Sauce Béchamel is one of the five “mother sauces” of French cuisine. This simple white sauce is used as a base for other sauces such as a Mornay that includes cheese.
1/2 cup butter
1/2 tsp. salt
pepper and nutmeg to taste (optional)
1/2 cup of organic unbleached or Spelt flour
1 cup of whole milk or half and half
•• Using a sauce pan over a low heat, slowly melt the butter until you see the formation of small bubbles. •• Add salt, pepper and nutmeg (optional) to taste. •• Gradually introduce the flour by mixing slowly with a whisk to create a paste. •• This is called a “roux”, that should not be overcooked or allowed to become brown. •• Remove the roux from the heat and add 1 cup of whole milk or half and half, blending until smooth and without the formation of any lumps. •• Place the sauce pan back over a low heat, mixing the roux slowly and until it becomes firm. •• If you observe that the roux is quickly becoming too firm, remove the pan from the heat, but continue to mix.•• If the roux is becoming too thick, add sparing amounts of milk for desired lightness. •• Your Sauce Béchamel is now ready and should present as a creamy smooth sauce, without any lumps and with the consistency of fluffy mashed potatoes. ••
Sel de Mer aux Herbes
Herbed Sea Salt
1 fresh herbal bouquet of rosemary, thyme and sage
course sea salt filled 3/4 to the size of your mortar and pestle
•• Using a marble or stone mortar and pestle, combine fresh rosemary, thyme and a little sage with coarse sea salt. •• Grind the mixture to a fine consistency while taking in the herbal aroma that is released.

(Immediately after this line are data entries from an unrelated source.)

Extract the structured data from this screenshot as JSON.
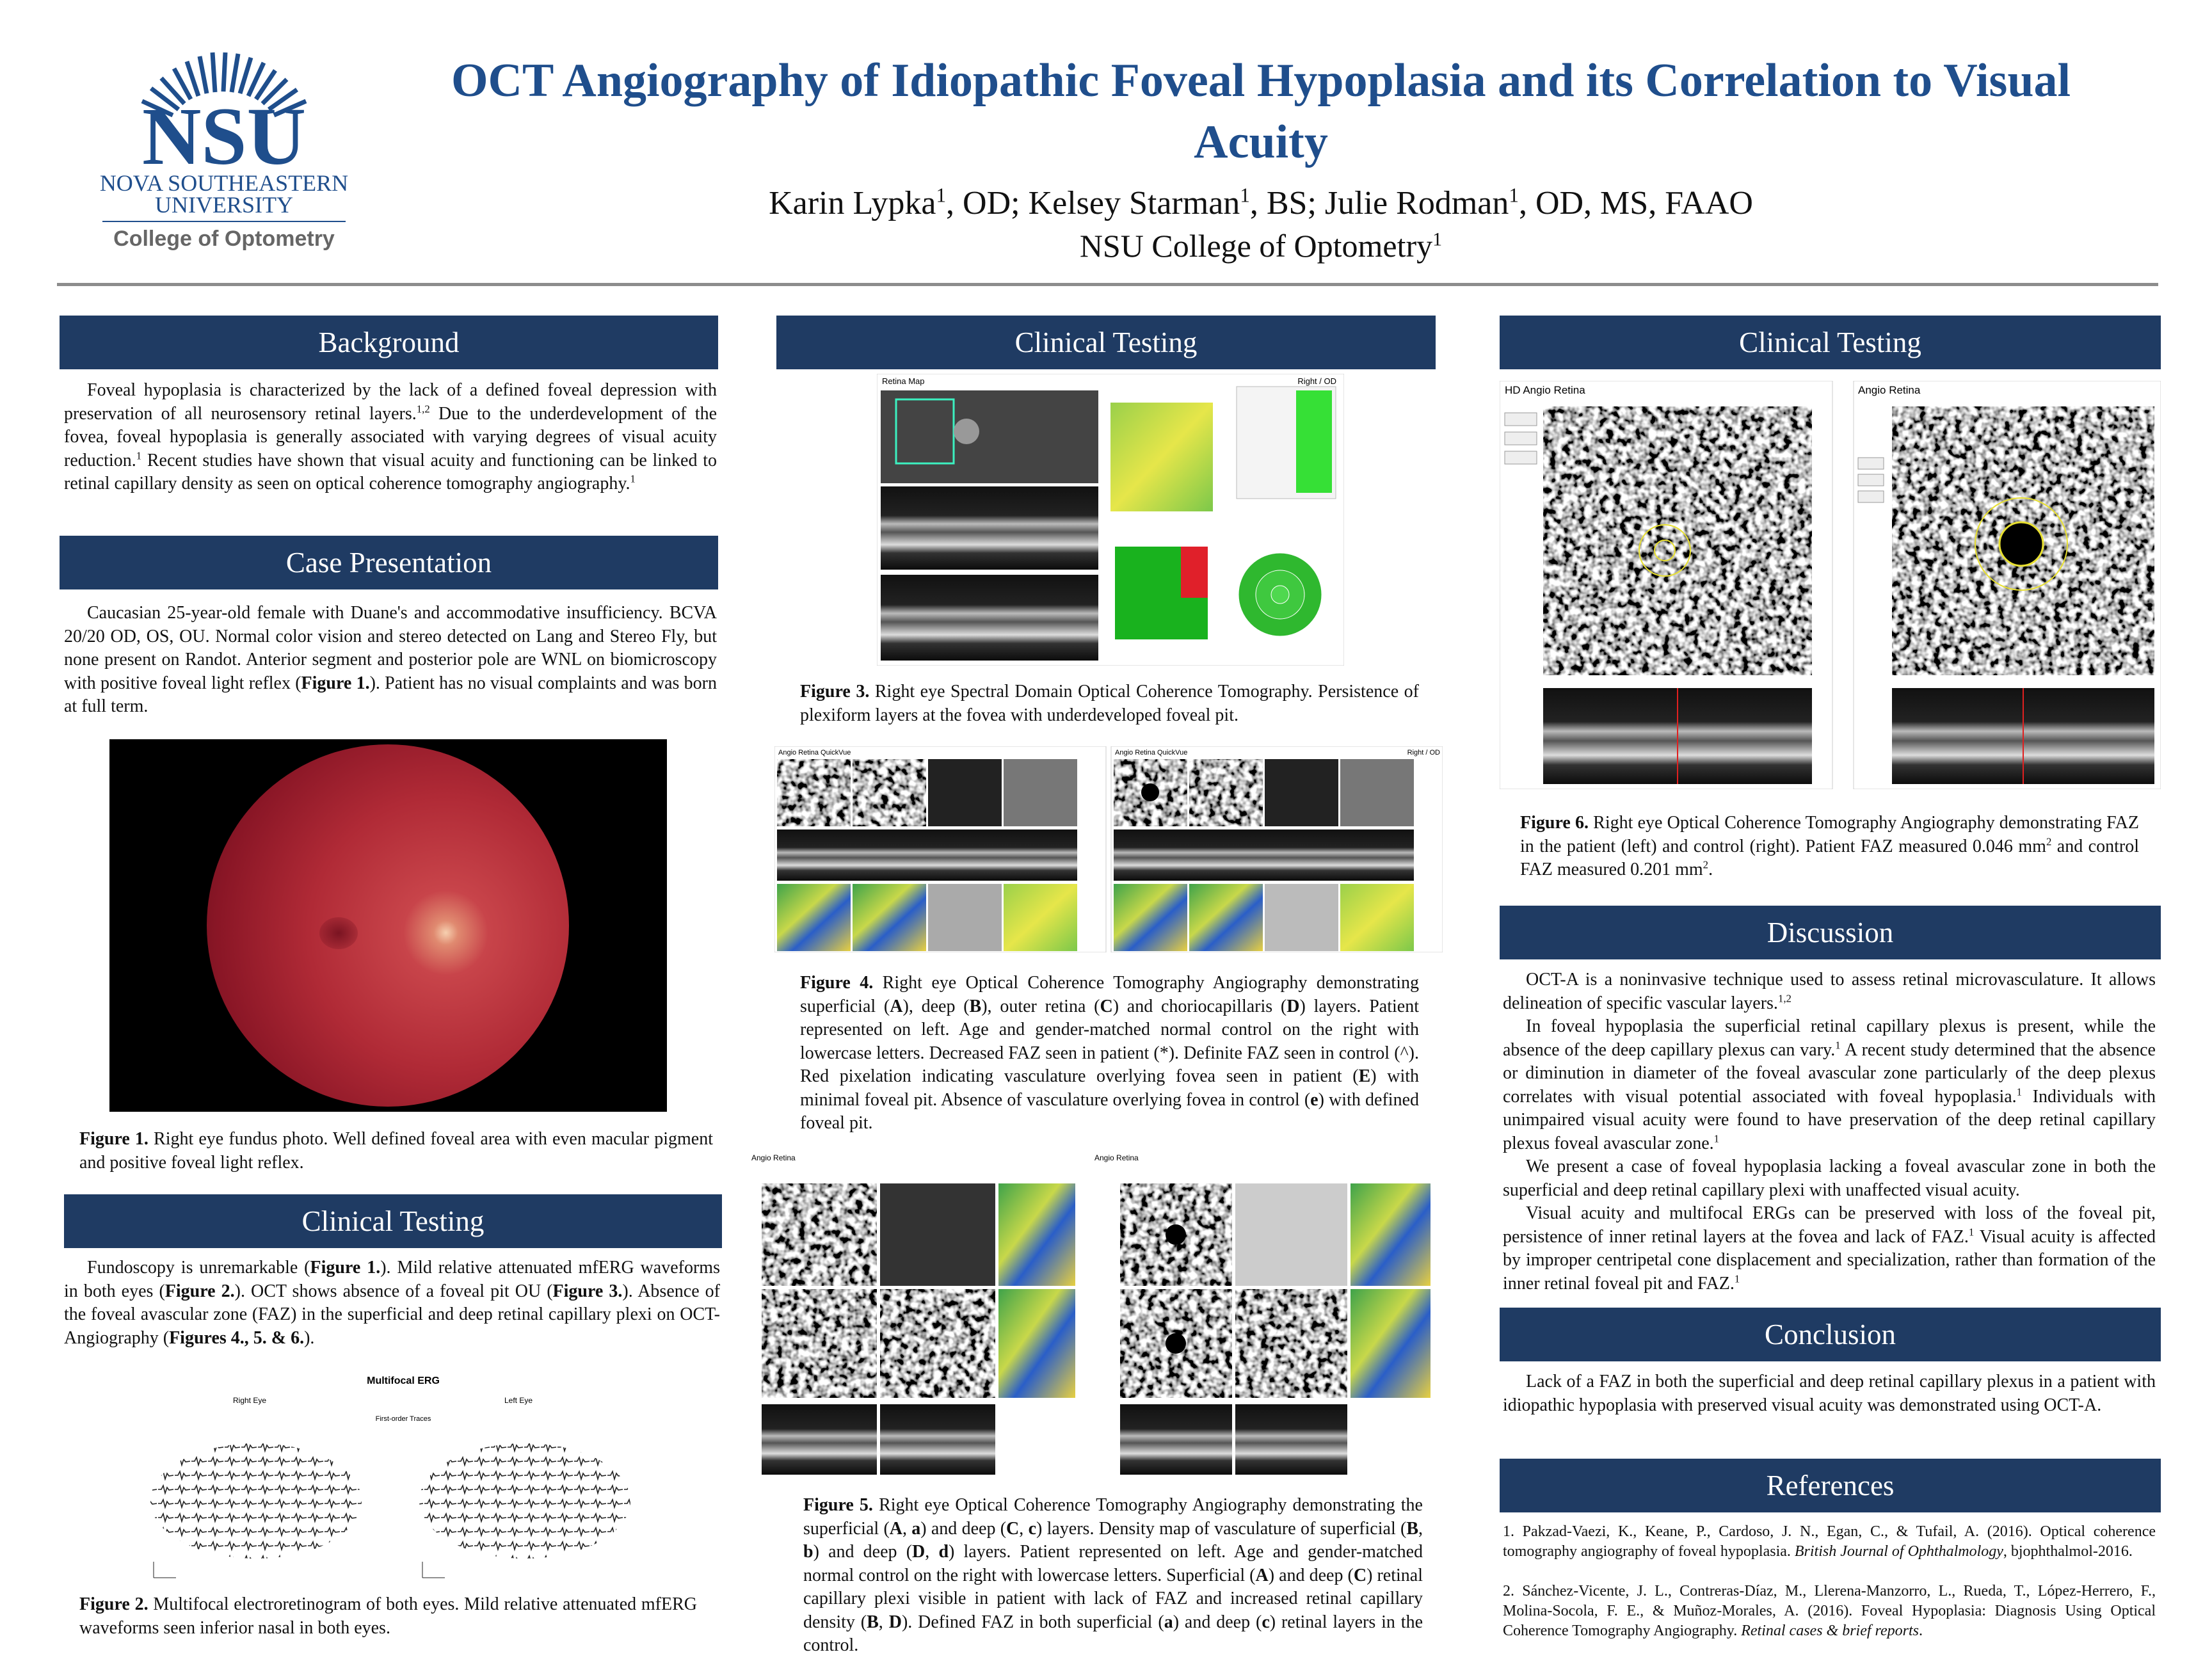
{
  "header": {
    "logo": {
      "mark": "NSU",
      "line1": "NOVA SOUTHEASTERN",
      "line2": "UNIVERSITY",
      "college": "College of Optometry"
    },
    "title": "OCT Angiography of Idiopathic Foveal Hypoplasia and its Correlation to Visual Acuity",
    "authors": [
      "Karin Lypka",
      {
        "sup": "1"
      },
      ", OD; Kelsey Starman",
      {
        "sup": "1"
      },
      ", BS; Julie Rodman",
      {
        "sup": "1"
      },
      ", OD, MS, FAAO"
    ],
    "affiliation": [
      "NSU College of Optometry",
      {
        "sup": "1"
      }
    ]
  },
  "background": {
    "heading": "Background",
    "text": [
      "Foveal hypoplasia is characterized by the lack of a defined foveal depression with preservation of all neurosensory retinal layers.",
      {
        "sup": "1,2"
      },
      " Due to the underdevelopment of the fovea, foveal hypoplasia is generally associated with varying degrees of visual acuity reduction.",
      {
        "sup": "1"
      },
      " Recent studies have shown that visual acuity and functioning can be linked to retinal capillary density as seen on optical coherence tomography angiography.",
      {
        "sup": "1"
      }
    ]
  },
  "case_presentation": {
    "heading": "Case Presentation",
    "text": [
      "Caucasian 25-year-old female with Duane's and accommodative insufficiency. BCVA 20/20 OD, OS, OU. Normal color vision and stereo detected on Lang and Stereo Fly, but none present on Randot. Anterior segment and posterior pole are WNL on biomicroscopy with positive foveal light reflex (",
      {
        "b": "Figure 1."
      },
      "). Patient has no visual complaints and was born at full term."
    ]
  },
  "figure1": {
    "caption": [
      {
        "b": "Figure 1."
      },
      " Right eye fundus photo. Well defined foveal area with even macular pigment and positive foveal light reflex."
    ]
  },
  "clinical_testing_1": {
    "heading": "Clinical Testing",
    "text": [
      "Fundoscopy is unremarkable (",
      {
        "b": "Figure 1."
      },
      "). Mild relative attenuated mfERG waveforms in both eyes (",
      {
        "b": "Figure 2."
      },
      "). OCT shows absence of a foveal pit OU (",
      {
        "b": "Figure 3."
      },
      "). Absence of the foveal avascular zone (FAZ) in the superficial and deep retinal capillary plexi on OCT-Angiography (",
      {
        "b": "Figures 4., 5. & 6."
      },
      ")."
    ]
  },
  "figure2": {
    "image_title": "Multifocal ERG",
    "right_eye": "Right Eye",
    "left_eye": "Left Eye",
    "traces": "First-order Traces",
    "caption": [
      {
        "b": "Figure 2."
      },
      " Multifocal electroretinogram of both eyes. Mild relative attenuated mfERG waveforms seen inferior nasal in both eyes."
    ]
  },
  "clinical_testing_2": {
    "heading": "Clinical Testing"
  },
  "figure3": {
    "panel_title": "Retina Map",
    "eye": "Right / OD",
    "caption": [
      {
        "b": "Figure 3."
      },
      " Right eye Spectral Domain Optical Coherence Tomography. Persistence of plexiform layers at the fovea with underdeveloped foveal pit."
    ]
  },
  "figure4": {
    "panel_titles": [
      "Angio Retina QuickVue",
      "Angio Retina QuickVue"
    ],
    "eye": "Right / OD",
    "caption": [
      {
        "b": "Figure 4."
      },
      " Right eye Optical Coherence Tomography Angiography demonstrating superficial (",
      {
        "b": "A"
      },
      "), deep (",
      {
        "b": "B"
      },
      "), outer retina (",
      {
        "b": "C"
      },
      ") and choriocapillaris (",
      {
        "b": "D"
      },
      ") layers. Patient represented on left. Age and gender-matched normal control on the right with lowercase letters. Decreased FAZ seen in patient (*). Definite FAZ seen in control (^). Red pixelation indicating vasculature overlying fovea seen in patient (",
      {
        "b": "E"
      },
      ") with minimal foveal pit. Absence of vasculature overlying fovea in control (",
      {
        "b": "e"
      },
      ") with defined foveal pit."
    ]
  },
  "figure5": {
    "panel_titles": [
      "Angio Retina",
      "Angio Retina"
    ],
    "caption": [
      {
        "b": "Figure 5."
      },
      " Right eye Optical Coherence Tomography Angiography demonstrating the superficial (",
      {
        "b": "A"
      },
      ", ",
      {
        "b": "a"
      },
      ") and deep (",
      {
        "b": "C"
      },
      ", ",
      {
        "b": "c"
      },
      ") layers. Density map of vasculature of superficial (",
      {
        "b": "B"
      },
      ", ",
      {
        "b": "b"
      },
      ") and deep (",
      {
        "b": "D"
      },
      ", ",
      {
        "b": "d"
      },
      ") layers. Patient represented on left. Age and gender-matched normal control on the right with lowercase letters. Superficial (",
      {
        "b": "A"
      },
      ") and deep (",
      {
        "b": "C"
      },
      ") retinal capillary plexi visible in patient with lack of FAZ and increased retinal capillary density (",
      {
        "b": "B"
      },
      ", ",
      {
        "b": "D"
      },
      "). Defined FAZ in both superficial (",
      {
        "b": "a"
      },
      ") and deep (",
      {
        "b": "c"
      },
      ") retinal layers in the control."
    ]
  },
  "clinical_testing_3": {
    "heading": "Clinical Testing"
  },
  "figure6": {
    "panel_titles": [
      "HD Angio Retina",
      "Angio Retina"
    ],
    "caption": [
      {
        "b": "Figure 6."
      },
      " Right eye Optical Coherence Tomography Angiography demonstrating FAZ in the patient (left) and control (right). Patient FAZ measured 0.046 mm",
      {
        "sup": "2"
      },
      " and control FAZ measured 0.201 mm",
      {
        "sup": "2"
      },
      "."
    ]
  },
  "discussion": {
    "heading": "Discussion",
    "paragraphs": [
      [
        "OCT-A is a noninvasive technique used to assess retinal microvasculature. It allows delineation of specific vascular layers.",
        {
          "sup": "1,2"
        }
      ],
      [
        "In foveal hypoplasia the superficial retinal capillary plexus is present, while the absence of the deep capillary plexus can vary.",
        {
          "sup": "1"
        },
        " A recent study determined that the absence or diminution in diameter of the foveal avascular zone particularly of the deep plexus correlates with visual potential associated with foveal hypoplasia.",
        {
          "sup": "1"
        },
        " Individuals with unimpaired visual acuity were found to have preservation of the deep retinal capillary plexus foveal avascular zone.",
        {
          "sup": "1"
        }
      ],
      [
        "We present a case of foveal hypoplasia lacking a foveal avascular zone in both the superficial and deep retinal capillary plexi with unaffected visual acuity."
      ],
      [
        "Visual acuity and multifocal ERGs can be preserved with loss of the foveal pit, persistence of inner retinal layers at the fovea and lack of FAZ.",
        {
          "sup": "1"
        },
        " Visual acuity is affected by improper centripetal cone displacement and specialization, rather than formation of the inner retinal foveal pit and FAZ.",
        {
          "sup": "1"
        }
      ]
    ]
  },
  "conclusion": {
    "heading": "Conclusion",
    "text": [
      "Lack of a FAZ in both the superficial and deep retinal capillary plexus in a patient with idiopathic hypoplasia with preserved visual acuity was demonstrated using OCT-A."
    ]
  },
  "references": {
    "heading": "References",
    "items": [
      [
        "1. Pakzad-Vaezi, K., Keane, P., Cardoso, J. N., Egan, C., & Tufail, A. (2016). Optical coherence tomography angiography of foveal hypoplasia. ",
        {
          "i": "British Journal of Ophthalmology"
        },
        ", bjophthalmol-2016."
      ],
      [
        "2. Sánchez-Vicente, J. L., Contreras-Díaz, M., Llerena-Manzorro, L., Rueda, T., López-Herrero, F., Molina-Socola, F. E., & Muñoz-Morales, A. (2016). Foveal Hypoplasia: Diagnosis Using Optical Coherence Tomography Angiography. ",
        {
          "i": "Retinal cases & brief reports"
        },
        "."
      ]
    ]
  }
}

Remove any stray branches. •• If the fresh herbs have been stored in the refrigerator, use a scissor to snip and trim closely from the branch. •• If you have herbs on hand that have already dried naturally, you can simply crumble with your fingers and add to the sea salt for a finer grind.••
Kiwi Confiture de Madame Paiva
Madame Paiva’s Kiwi Confiture
The kiwifruit used in this recipe were brought back from Portugal by our warm and always welcoming neighbor, Madame Paiva. She presented us with an abundant amount of the unripened fruit, beyond what we could reasonably consume. Luckily, she also included a simple-to-make confiture recipe, adapted from her kitchen.
1 lb kiwifruit in season
3/4 lbs sugar
4 tbsp honey
1/4 wedge of freshly squeezed lemon
1/2 cup water
glass jar with lid to seal
•• Prepare the kiwifruits by peeling off the outer skins and dicing into small segments. •• Combine all the ingredients into an enameled cast iron pot. •• Slowly cook over a medium heat for approximately 45 minutes, carefully observing that the mixture does not begin to caramelize. •• Once the confiture reaches a jelly-like or paste consistency remove the pot from the heat. •• While the confiture is still hot, fill the glass jar to the very top leaving no room for air. •• Create pressure by tightly sealing the lid with the confiture still hot. •• Store at room temperature until you are ready to serve and refrigerate thereafter.••
Hard kiwifruit can be stored in the refrigerator for up to 4 months and should not come into contact with other fruits that produce ethylene gas. When you are ready to begin the ripening process, keep the kiwifruits out of the sunlight and away from heat sources. To speed up the ripening process, expose the kiwifruits to ethylene gas which is naturally produced by apples, bananas and pears. For even faster results, place the kiwifruit in a paper bag along with an apple, banana or pear and store at room temperature for 1 to 2 days.